We are just weeks away from opening Encounters: Revealing Stories of Aboriginal and Torres Strait Islander Objects from the British Museum – one of the most important things we have ever done at the National Museum of Australia.

These last weeks are filled, as they always are in exhibition projects, with the thousands of small jobs that add up to make a great show. And of course our colleagues from the British Museum are here helping us install the historical and contemporary collections that originate from 27 Indigenous communities around the country with whom we have collaborated in recent years.

Many people, from communities as distant as Albany in Western Australia, Yirrkala in Arnhem Land, and the Torres Strait, are preparing to travel to Canberra in the next few weeks. When they are here, they will see objects from their country for the first time in many years.

Personally, I feel privileged to be the Director of the National Museum at this time. I hope that reconnecting communities with objects through the course of this project will lead to them having enduring, productive links with the British Museum, and all of us at this Museum. Long after the exhibition has closed, it is these connections that can help recast the relationships between first peoples and their collections in museums.
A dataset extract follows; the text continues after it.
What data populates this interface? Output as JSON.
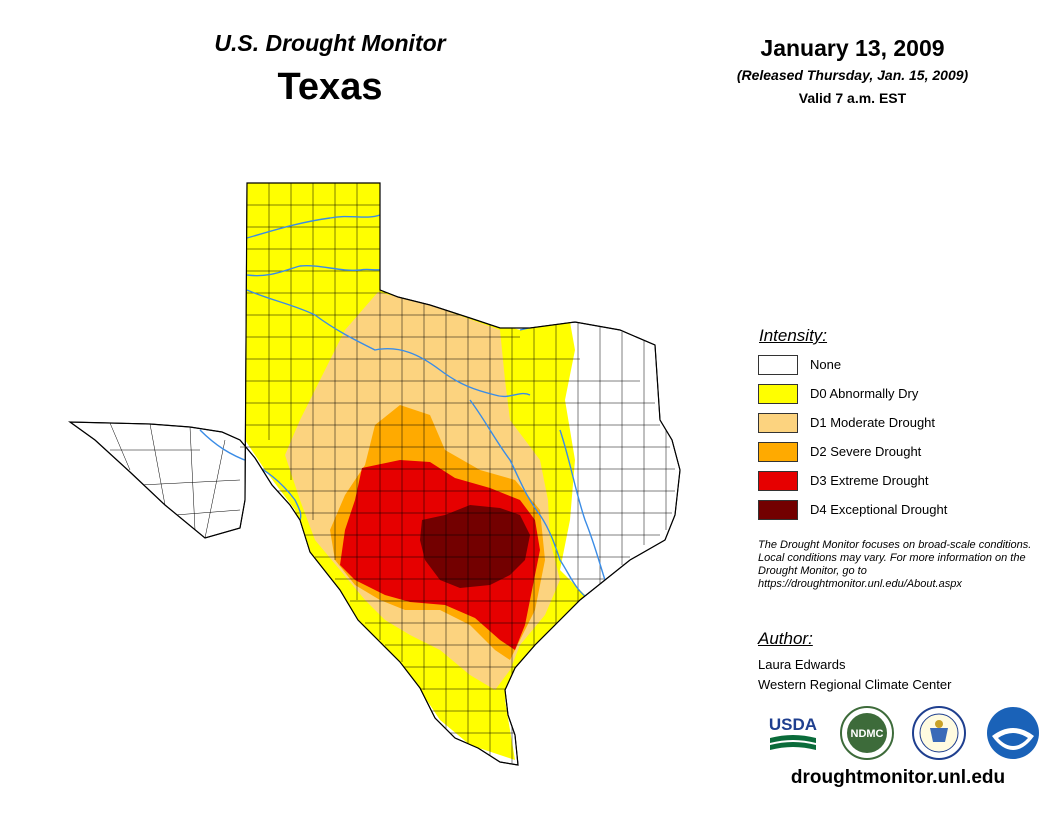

Encounters encourages us all to rethink our easy assumptions – about Australian history and the character of our shared past, about the relationship between museums and first peoples, and about Aboriginal and Torres Strait Islander Australia. Too often, we think in broad, simplistic terms when we consider these matters, rather than taking care to respect the nuances and complexities that speak of deeper human truths.

Museums are sometimes so focused on their responsibilities to document, maintain and preserve artefacts that they forget that the objects are part of living cultures today. When we describe our past, we often imagine the general conditions that applied across the country, instead of dealing with the particularity of people’s experiences in place. And many non-Indigenous Australians still find it hard to recognise the diversity of Aboriginal and Torres Strait Islander lives today.

I think Encounters will help develop new understandings of Australia’s past, and a sense of how to think about cultural materials and their relationships to communities. Such thinking can help revolutionise the way museums undertake their work and meet their obligations. Encounters might extend the way we think about the role of museums in the 21st century, as places intimately engaged with audiences and community interests, that build participatory relationships founded on common interest and purpose.